Hi!
A have a function AND which takes a pre-allocated vector and writes in the result of some operations. Following the julia naming convention, I wanted to change its name to AND! so that this behavior is reflected compared to the versions of this AND function which do not take a pre-allocated result vector as an input. Then I noticed that the performance drops significantly if I perform this change of function name, and also if I change the function name to anything else, e.g. WOOHOO. I do not understand why changing the name of a function results in decreased performance and increased allocation, nor do I know what type of things to check to see what I am doing incorrectly.
I posted a video on slack of this, it is shown after 1:05 following the initial compilation of the code: Slack
Does anyone have any ideas?
Best,
-Tusike
Some additional notes:
- I was advised to check @code_warntype, it returns that everything is fine.
- I know I am not interpolating variables in @btime, but I have checked since and it changes nothing.

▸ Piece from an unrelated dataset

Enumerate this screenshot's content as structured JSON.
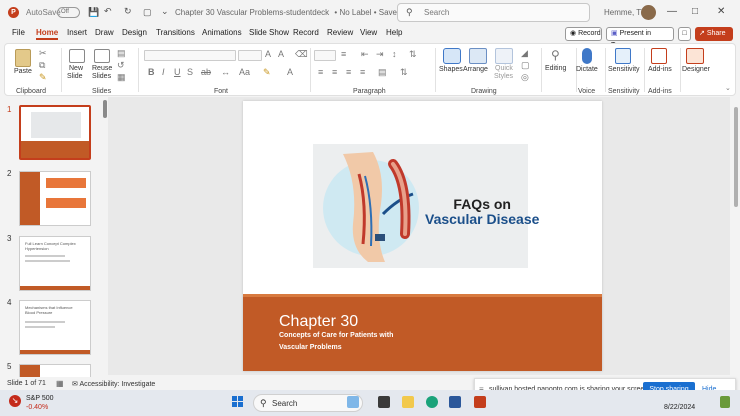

- –track-allocation shows that after the name change, significant allocations take place:
- function WOOHOO(resTrace::T, rm::AbstractRobustnessMetric, childTraces::T...) where {T<:AbstractTrace}
3200 resBuffer = Zygote.bufferfrom(getTrajectory(resTrace))
11200 childTrajectories = [getTrajectory(c) for c in childTraces]
0 @inbounds for k in eachindex(resBuffer)
38404800 resBuffer[k] = AND(rm, map(t -> t[k], childTrajectories))
- end
0 copyWithNewData(resTrace, copy(resBuffer))
0 return nothing
- end
compared to the original
- function AND(resTrace::T, rm::AbstractRobustnessMetric, childTraces::T...) where {T<:AbstractTrace}
0 resBuffer = Zygote.bufferfrom(getTrajectory(resTrace))
0 childTrajectories = [getTrajectory(c) for c in childTraces]
0 @inbounds for k in eachindex(resBuffer)
0 resBuffer[k] = AND(rm, map(t -> t[k], childTrajectories))
- end
- copyWithNewData(resTrace, copy(resBuffer))
0 return nothing
- end
(Note that there is no recursion here and the inner AND function that is being called has different parameters than the one posted here.)